O Brasil ocupa posição de extrema relevância no que se refere à produção mundial de proteína de origem animal. A importância das cadeias produtivas de carne é fundamental para o PIB e a balança comercial do país. Todo esse resultado é fruto de um longo trabalho de desenvolvimento, modernização e intensificação destes setores. Desta forma, é primordial que o país continue sendo economicamente competitivo e que tenha pleno controle sobre aspectos sanitários.

Quaisquer riscos neste sentido são críticos para a nação. Por outro lado, aspectos ambientais também precisam ser considerados.
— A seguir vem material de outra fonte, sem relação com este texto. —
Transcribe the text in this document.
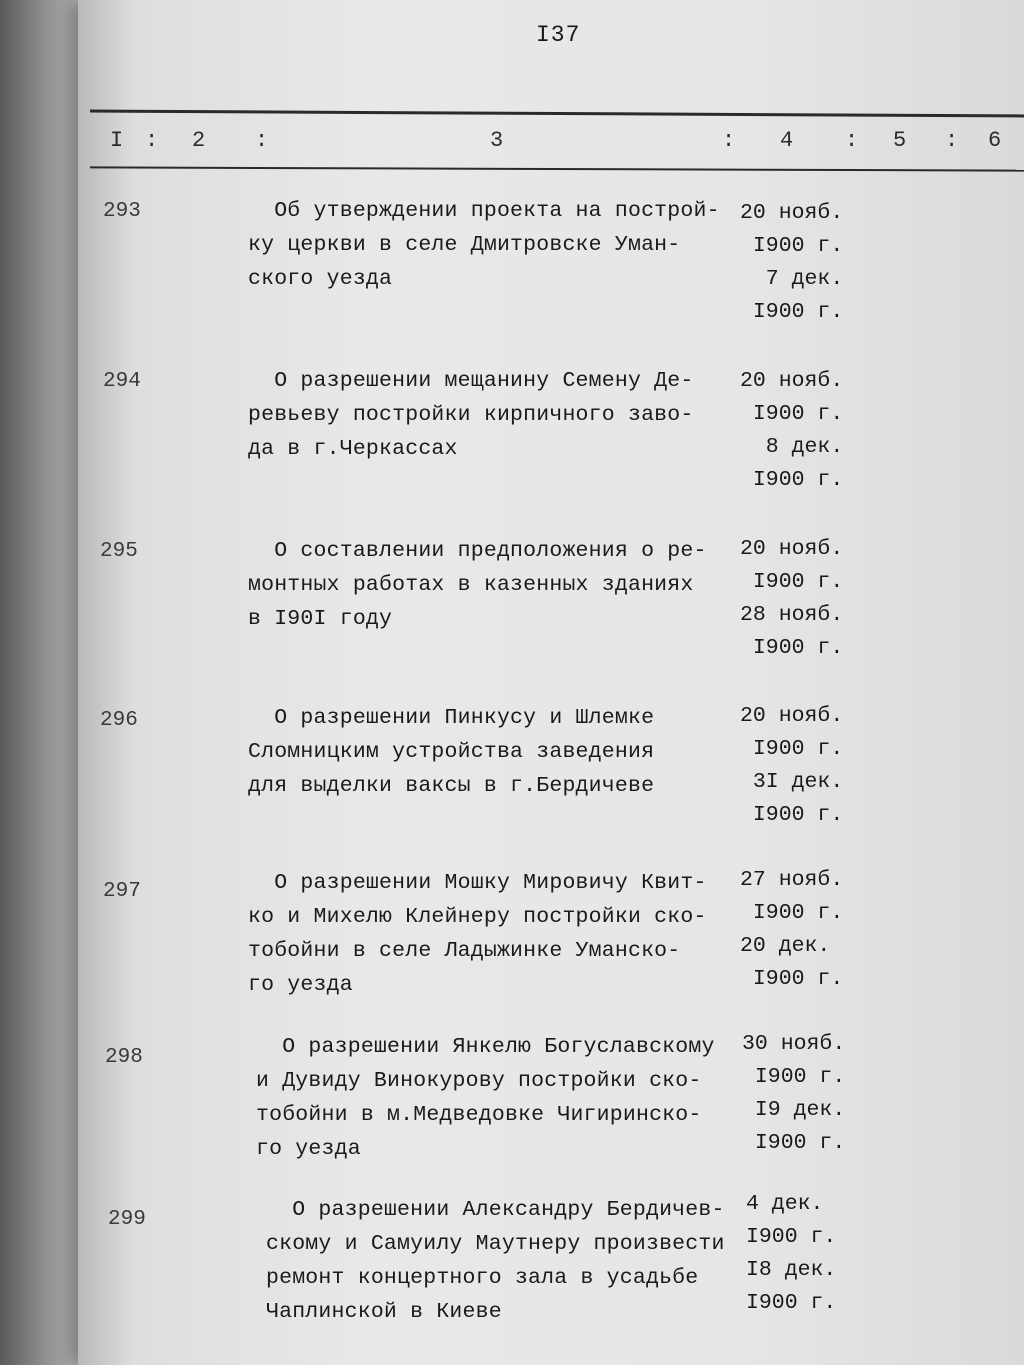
I37
I : 2 :	3	: 4 : 5 : 6
293	Об утверждении проекта на построй-
ку церкви в селе Дмитровске Уман-
ского уезда
20 нояб.
I900 г.
7 дек.
I900 г.
294	О разрешении мещанину Семену Де-
ревьеву постройки кирпичного заво-
да в г.Черкассах
20 нояб.
I900 г.
8 дек.
I900 г.
295	О составлении предположения о ре-
монтных работах в казенных зданиях
в I90I году
20 нояб.
I900 г.
28 нояб.
I900 г.
296	О разрешении Пинкусу и Шлемке
Сломницким устройства заведения
для выделки ваксы в г.Бердичеве
20 нояб.
I900 г.
3I дек.
I900 г.
297	О разрешении Мошку Мировичу Квит-
ко и Михелю Клейнеру постройки ско-
тобойни в селе Ладыжинке Уманско-
го уезда
27 нояб.
I900 г.
20 дек.
I900 г.
298	О разрешении Янкелю Богуславскому
и Дувиду Винокурову постройки ско-
тобойни в м.Медведовке Чигиринско-
го уезда
30 нояб.
I900 г.
I9 дек.
I900 г.
299	О разрешении Александру Бердичев-
скому и Самуилу Маутнеру произвести
ремонт концертного зала в усадьбе
Чаплинской в Киеве
4 дек.
I900 г.
I8 дек.
I900 г.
Ocorre que à medida que as atividades aumentam a escala de produção, também crescem os desafios, sendo um destes a destinação de animais que morrem ao longo da cadeia produtiva, seja por causas naturais, acidentais ou sanitárias.

A apresentação de um Projeto de Lei que não contemple o esforço e os resultados científicos gerados em condições brasileiras põe em risco a saúde humana, a saúde dos rebanhos e a credibilidade das instituições oficiais brasileiras além de ameaçar conquistas no mercado de exportações, resultado de trabalho árduo e de décadas de desenvolvimento.

Desta forma, alertamos para o enorme risco de prejuízo à nação brasileira com a aprovação desse Projeto de Lei, nesse momento em que as primeiras informações científicas estão sendo geradas por meio da pesquisa TECDAM (tecnologias para destinação de animais mortos) fruto da parceria entre Embrapa Suínos e Aves e o MAPA para auxiliar à tomada de decisão das melhores rotas de destinação dos animais mortos dentro dos sistemas de produção.

Salienta-se a necessidade de análises de riscos, com vistas a resguardar a sustentabilidade e competitividade das cadeias produtivas.

O entendimento é de que o setor antes de propor uma medida com tantos riscos potenciais, deveria investir ou viabilizar formas alternativas à destinação da carcaça animal como: compostagem, especialmente para descarte de aves ou pequenos animais, incineração, reconhecida por sua eficiência, porém de custo elevado; biodigestão e produção de biocombustíveis. A viabilidade de cada alternativa dependerá de inovações incrementais que vierem a ser desenvolvidas pelos fabricantes de equipamentos que atuam neste mercado.